There are a lot of layers to this, and we should discuss some assumptions. For example, an obvious one is that there are exactly about 8 word classes in English and that words "belong" to them. If you do make that assumption and you have criteria for deciding, it's very easy to do this, if you have the time for all 600,000 words. But why would you want to do that? Can you, by categorizing all of the words, accomplish something? That's why we'd need to look a little deeper.
and it can make sense although the lines are sometimes blurred.
That's part of the problem. You can't have something blurry if you want to count it.
A "very rough estimate" seems possible. In fact, we can arrive at that intuitively:
nouns are a very large class, adverbs, verbs, and prepositions are large classes, adjectives is a big class, and pronouns, exclamations, determiners and conjunctions are minuscule classes.
Yes, certainly. That's fairly well known. I don't think you'd find many people who disagree with you about it.
At least etymologically speaking, it should be possible to trace a word back to it's original meaning, and thereby rank the word classes correctly after size – or can it? What's your opinion?
This is confusing. Why are you mixing word class and etymology? There's no relationship there, although you could attempt to statistically analyze how often (and which) word classes change from one to another.
Word classes are properties of lexical items in a specific grammar at one time, not throughout history or space (where they might or might not change from generation to generation or person to person).
Would you care to make a guesstimate as to how many of the 600.000 words pertain to each word class in the dictionary?
It depends on how precise you want to be. Ranking the classes is relatively easy. One quick way of doing this is to use a corpus. Google Ngrams is convenient:
https://books.google.com/ngrams/graph?content=_NOUN_%2C_VERB_%2C_ADJ_Very clearly, there are more nouns than verbs, and more of both than adjectives. Add in the other parts of speech if you want.
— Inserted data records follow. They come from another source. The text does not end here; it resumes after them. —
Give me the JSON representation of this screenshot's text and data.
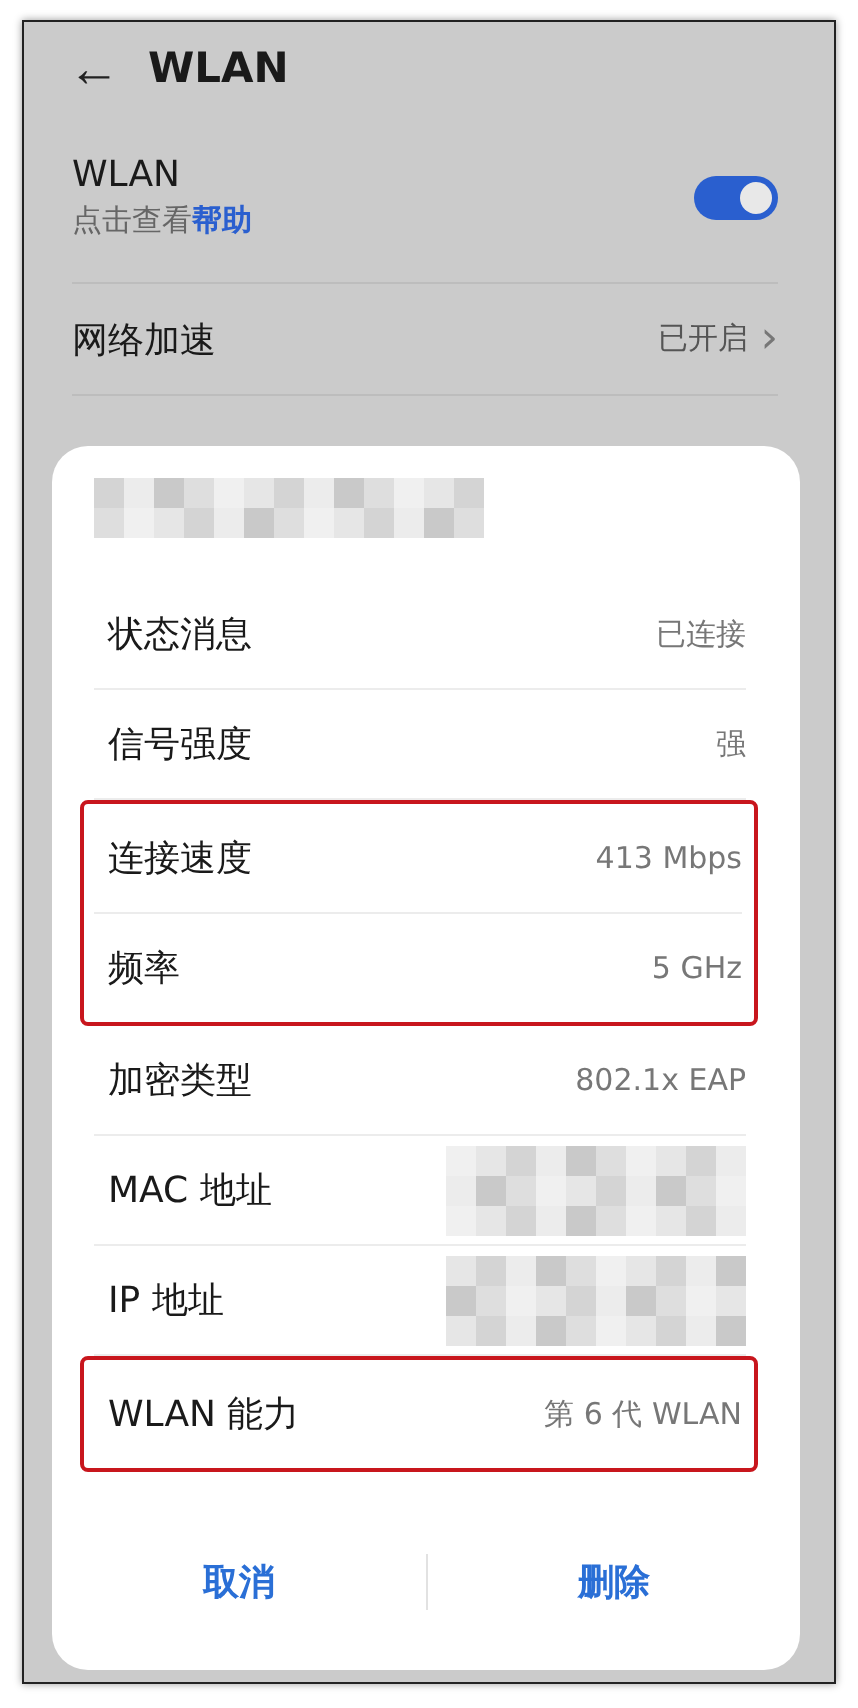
{
  "header": {
    "back": "←",
    "title": "WLAN"
  },
  "settings": [
    {
      "kind": "switch",
      "label": "WLAN",
      "subtitle": "点击查看**帮助**",
      "on": true
    },
    {
      "kind": "link",
      "label": "网络加速",
      "value": "已开启",
      "chevron": "›"
    }
  ],
  "dialog": {
    "title": {
      "kind": "redacted"
    },
    "rows": [
      {
        "label": "状态消息",
        "kind": "text",
        "value": "已连接",
        "highlighted": false
      },
      {
        "label": "信号强度",
        "kind": "text",
        "value": "强",
        "highlighted": false
      },
      {
        "label": "连接速度",
        "kind": "text",
        "value": "413 Mbps",
        "highlighted": true
      },
      {
        "label": "频率",
        "kind": "text",
        "value": "5 GHz",
        "highlighted": true
      },
      {
        "label": "加密类型",
        "kind": "text",
        "value": "802.1x EAP",
        "highlighted": false
      },
      {
        "label": "MAC 地址",
        "kind": "redacted",
        "highlighted": false
      },
      {
        "label": "IP 地址",
        "kind": "redacted",
        "highlighted": false
      },
      {
        "label": "WLAN 能力",
        "kind": "text",
        "value": "第 6 代 WLAN",
        "highlighted": true
      }
    ],
    "buttons": [
      "取消",
      "删除"
    ]
  }
}
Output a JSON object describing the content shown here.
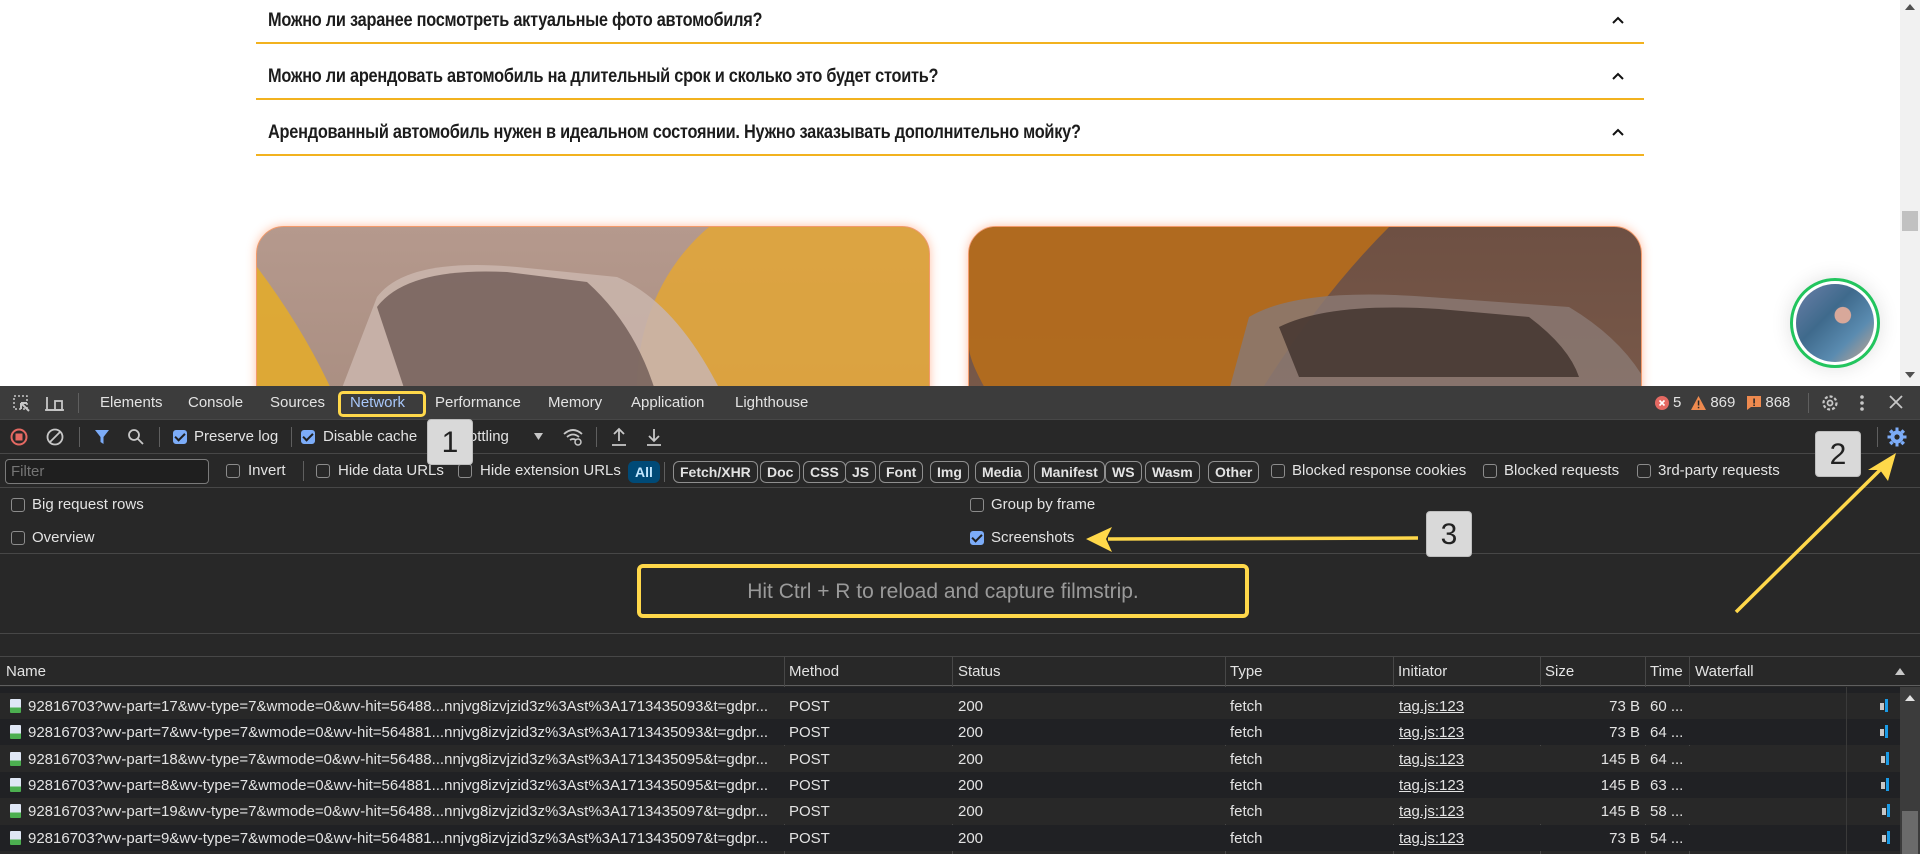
{
  "page": {
    "faq": [
      {
        "question": "Можно ли заранее посмотреть актуальные фото автомобиля?"
      },
      {
        "question": "Можно ли арендовать автомобиль на длительный срок и сколько это будет стоить?"
      },
      {
        "question": "Арендованный автомобиль нужен в идеальном состоянии. Нужно заказывать дополнительно мойку?"
      }
    ],
    "accent_color": "#f2b21f",
    "chat_widget": {
      "icon": "operator-avatar",
      "ring_color": "#22c55e"
    }
  },
  "devtools": {
    "tabs": [
      "Elements",
      "Console",
      "Sources",
      "Network",
      "Performance",
      "Memory",
      "Application",
      "Lighthouse"
    ],
    "active_tab": "Network",
    "status": {
      "errors": "5",
      "warnings": "869",
      "issues": "868"
    },
    "toolbar": {
      "preserve_log": {
        "label": "Preserve log",
        "checked": true
      },
      "disable_cache": {
        "label": "Disable cache",
        "checked": true
      },
      "throttling": "No throttling"
    },
    "filter": {
      "placeholder": "Filter",
      "invert": "Invert",
      "hide_data_urls": "Hide data URLs",
      "hide_extension_urls": "Hide extension URLs",
      "types": [
        "All",
        "Fetch/XHR",
        "Doc",
        "CSS",
        "JS",
        "Font",
        "Img",
        "Media",
        "Manifest",
        "WS",
        "Wasm",
        "Other"
      ],
      "active_type": "All",
      "blocked_response_cookies": "Blocked response cookies",
      "blocked_requests": "Blocked requests",
      "third_party_requests": "3rd-party requests"
    },
    "settings": {
      "big_request_rows": {
        "label": "Big request rows",
        "checked": false
      },
      "overview": {
        "label": "Overview",
        "checked": false
      },
      "group_by_frame": {
        "label": "Group by frame",
        "checked": false
      },
      "screenshots": {
        "label": "Screenshots",
        "checked": true
      }
    },
    "filmstrip_hint": "Hit Ctrl + R to reload and capture filmstrip.",
    "table": {
      "columns": [
        "Name",
        "Method",
        "Status",
        "Type",
        "Initiator",
        "Size",
        "Time",
        "Waterfall"
      ],
      "rows": [
        {
          "name": "92816703?wv-part=17&wv-type=7&wmode=0&wv-hit=56488...nnjvg8izvjzid3z%3Ast%3A1713435093&t=gdpr...",
          "method": "POST",
          "status": "200",
          "type": "fetch",
          "initiator": "tag.js:123",
          "size": "73 B",
          "time": "60 ..."
        },
        {
          "name": "92816703?wv-part=7&wv-type=7&wmode=0&wv-hit=564881...nnjvg8izvjzid3z%3Ast%3A1713435093&t=gdpr...",
          "method": "POST",
          "status": "200",
          "type": "fetch",
          "initiator": "tag.js:123",
          "size": "73 B",
          "time": "64 ..."
        },
        {
          "name": "92816703?wv-part=18&wv-type=7&wmode=0&wv-hit=56488...nnjvg8izvjzid3z%3Ast%3A1713435095&t=gdpr...",
          "method": "POST",
          "status": "200",
          "type": "fetch",
          "initiator": "tag.js:123",
          "size": "145 B",
          "time": "64 ..."
        },
        {
          "name": "92816703?wv-part=8&wv-type=7&wmode=0&wv-hit=564881...nnjvg8izvjzid3z%3Ast%3A1713435095&t=gdpr...",
          "method": "POST",
          "status": "200",
          "type": "fetch",
          "initiator": "tag.js:123",
          "size": "145 B",
          "time": "63 ..."
        },
        {
          "name": "92816703?wv-part=19&wv-type=7&wmode=0&wv-hit=56488...nnjvg8izvjzid3z%3Ast%3A1713435097&t=gdpr...",
          "method": "POST",
          "status": "200",
          "type": "fetch",
          "initiator": "tag.js:123",
          "size": "145 B",
          "time": "58 ..."
        },
        {
          "name": "92816703?wv-part=9&wv-type=7&wmode=0&wv-hit=564881...nnjvg8izvjzid3z%3Ast%3A1713435097&t=gdpr...",
          "method": "POST",
          "status": "200",
          "type": "fetch",
          "initiator": "tag.js:123",
          "size": "73 B",
          "time": "54 ..."
        }
      ]
    }
  },
  "annotations": {
    "step1": "1",
    "step2": "2",
    "step3": "3",
    "highlight_color": "#ffd84a"
  }
}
Obviously that's actually about
usage including multiple repetitions of the same word, but broadly that's similar to, at least in ranking, the distributions in the lexicon. You could easily (but probably not easily through a web interface) look for only unique items in the corpus and count up how many there are.
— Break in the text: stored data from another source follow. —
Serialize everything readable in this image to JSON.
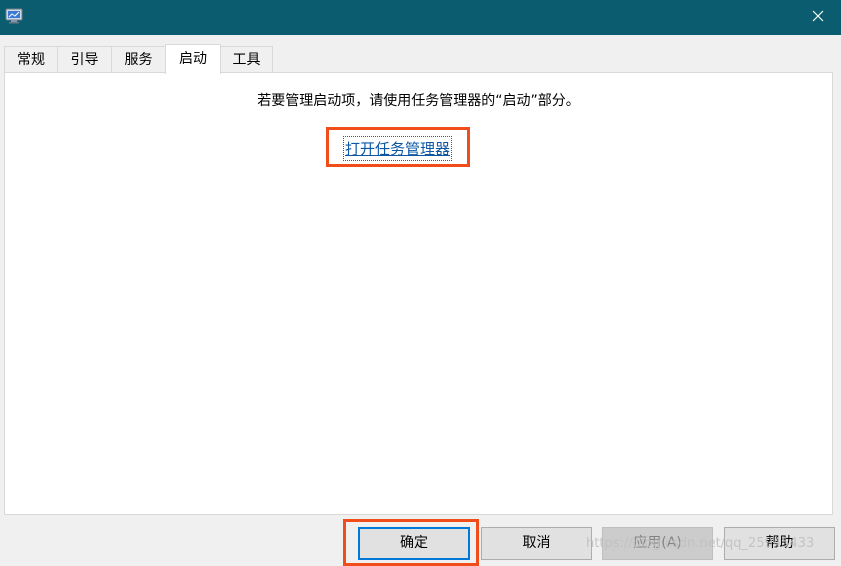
{
  "window": {
    "title_bar_color": "#0a5c6e",
    "app_icon": "msconfig-monitor-icon",
    "close_icon": "close-icon"
  },
  "tabs": [
    {
      "label": "常规",
      "active": false
    },
    {
      "label": "引导",
      "active": false
    },
    {
      "label": "服务",
      "active": false
    },
    {
      "label": "启动",
      "active": true
    },
    {
      "label": "工具",
      "active": false
    }
  ],
  "startup_panel": {
    "message": "若要管理启动项，请使用任务管理器的“启动”部分。",
    "link_label": "打开任务管理器"
  },
  "buttons": {
    "ok": "确定",
    "cancel": "取消",
    "apply": "应用(A)",
    "help": "帮助"
  },
  "highlight_color": "#f04d1a",
  "accent_color": "#0078d7",
  "watermark": "https://blog.csdn.net/qq_25945433"
}
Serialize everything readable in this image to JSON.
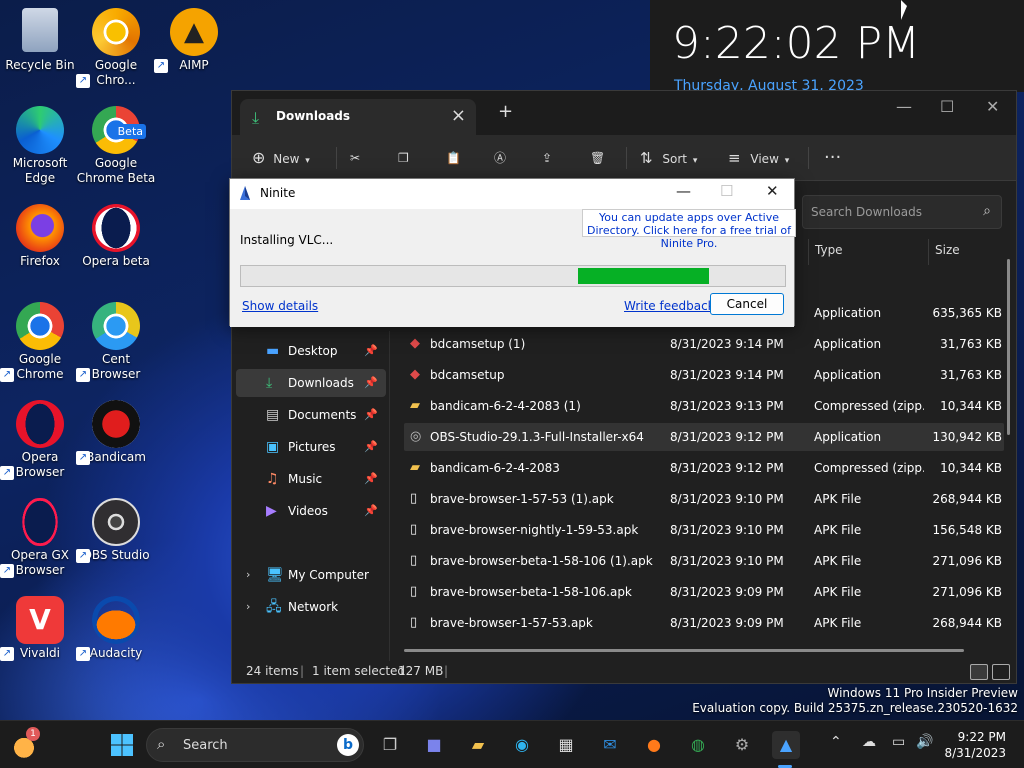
{
  "clock_widget": {
    "time": "9:22:02 PM",
    "date": "Thursday, August 31, 2023"
  },
  "desktop_icons": [
    {
      "label": "Recycle Bin",
      "icon": "recycle-bin-icon"
    },
    {
      "label": "Google Chro...",
      "icon": "chrome-canary-icon"
    },
    {
      "label": "AIMP",
      "icon": "aimp-icon"
    },
    {
      "label": "Microsoft Edge",
      "icon": "edge-icon"
    },
    {
      "label": "Google Chrome Beta",
      "icon": "chrome-beta-icon",
      "badge": "Beta"
    },
    {
      "label": "Firefox",
      "icon": "firefox-icon"
    },
    {
      "label": "Opera beta",
      "icon": "opera-beta-icon"
    },
    {
      "label": "Google Chrome",
      "icon": "chrome-icon"
    },
    {
      "label": "Cent Browser",
      "icon": "cent-browser-icon"
    },
    {
      "label": "Opera Browser",
      "icon": "opera-icon"
    },
    {
      "label": "Bandicam",
      "icon": "bandicam-icon"
    },
    {
      "label": "Opera GX Browser",
      "icon": "opera-gx-icon"
    },
    {
      "label": "OBS Studio",
      "icon": "obs-icon"
    },
    {
      "label": "Vivaldi",
      "icon": "vivaldi-icon"
    },
    {
      "label": "Audacity",
      "icon": "audacity-icon"
    }
  ],
  "explorer": {
    "tab_title": "Downloads",
    "toolbar": {
      "new": "New",
      "sort": "Sort",
      "view": "View"
    },
    "search_placeholder": "Search Downloads",
    "columns": {
      "type": "Type",
      "size": "Size"
    },
    "nav": [
      {
        "label": "Desktop",
        "pinned": true
      },
      {
        "label": "Downloads",
        "pinned": true,
        "selected": true
      },
      {
        "label": "Documents",
        "pinned": true
      },
      {
        "label": "Pictures",
        "pinned": true
      },
      {
        "label": "Music",
        "pinned": true
      },
      {
        "label": "Videos",
        "pinned": true
      },
      {
        "label": "My Computer",
        "expandable": true
      },
      {
        "label": "Network",
        "expandable": true
      }
    ],
    "files": [
      {
        "name": "",
        "date": "",
        "type": "Application",
        "size": "635,365 KB",
        "icon": "app-icon"
      },
      {
        "name": "bdcamsetup (1)",
        "date": "8/31/2023 9:14 PM",
        "type": "Application",
        "size": "31,763 KB",
        "icon": "bandicam-setup-icon"
      },
      {
        "name": "bdcamsetup",
        "date": "8/31/2023 9:14 PM",
        "type": "Application",
        "size": "31,763 KB",
        "icon": "bandicam-setup-icon"
      },
      {
        "name": "bandicam-6-2-4-2083 (1)",
        "date": "8/31/2023 9:13 PM",
        "type": "Compressed (zipp...",
        "size": "10,344 KB",
        "icon": "zip-folder-icon"
      },
      {
        "name": "OBS-Studio-29.1.3-Full-Installer-x64",
        "date": "8/31/2023 9:12 PM",
        "type": "Application",
        "size": "130,942 KB",
        "icon": "obs-icon",
        "selected": true
      },
      {
        "name": "bandicam-6-2-4-2083",
        "date": "8/31/2023 9:12 PM",
        "type": "Compressed (zipp...",
        "size": "10,344 KB",
        "icon": "zip-folder-icon"
      },
      {
        "name": "brave-browser-1-57-53 (1).apk",
        "date": "8/31/2023 9:10 PM",
        "type": "APK File",
        "size": "268,944 KB",
        "icon": "file-icon"
      },
      {
        "name": "brave-browser-nightly-1-59-53.apk",
        "date": "8/31/2023 9:10 PM",
        "type": "APK File",
        "size": "156,548 KB",
        "icon": "file-icon"
      },
      {
        "name": "brave-browser-beta-1-58-106 (1).apk",
        "date": "8/31/2023 9:10 PM",
        "type": "APK File",
        "size": "271,096 KB",
        "icon": "file-icon"
      },
      {
        "name": "brave-browser-beta-1-58-106.apk",
        "date": "8/31/2023 9:09 PM",
        "type": "APK File",
        "size": "271,096 KB",
        "icon": "file-icon"
      },
      {
        "name": "brave-browser-1-57-53.apk",
        "date": "8/31/2023 9:09 PM",
        "type": "APK File",
        "size": "268,944 KB",
        "icon": "file-icon"
      }
    ],
    "status": {
      "items": "24 items",
      "selected": "1 item selected",
      "size": "127 MB"
    }
  },
  "ninite": {
    "title": "Ninite",
    "promo": "You can update apps over Active Directory. Click here for a free trial of Ninite Pro.",
    "status": "Installing VLC...",
    "progress_start": 0.62,
    "progress_end": 0.86,
    "show_details": "Show details",
    "write_feedback": "Write feedback",
    "cancel": "Cancel"
  },
  "watermark": {
    "line1": "Windows 11 Pro Insider Preview",
    "line2": "Evaluation copy. Build 25375.zn_release.230520-1632"
  },
  "taskbar": {
    "search_label": "Search",
    "weather_badge": "1",
    "time": "9:22 PM",
    "date": "8/31/2023"
  }
}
If you want to count up everything in the OED, go ahead. It'll look a lot like your list of 15 words. You could, if you wish, take a sample of maybe 1000 words and see what the distribution is like. That'll be a rough approximation.
There may be a way to do this automatically-- the OED does have word classes listed, so you could just count those up on the computer if you can access the raw data properly. They might already have that info somewhere.
But then we circle back to the questions above:
1. Are the labels applied correctly in the dictionary (and could you do any better if not)?
2. What's the point in labeling these anyway?
I believe that anyone who would question whether a rough approximation is possible would do so because
they believe that all of this (the definitions, the existence of classes, etc.) is uncertain.
A real problem with this
in English is the process of "zero-derivation": Google is a noun that became a verb. So is it in one class or two? It's easy enough to
count, but a lot harder to decide why, what and how to count.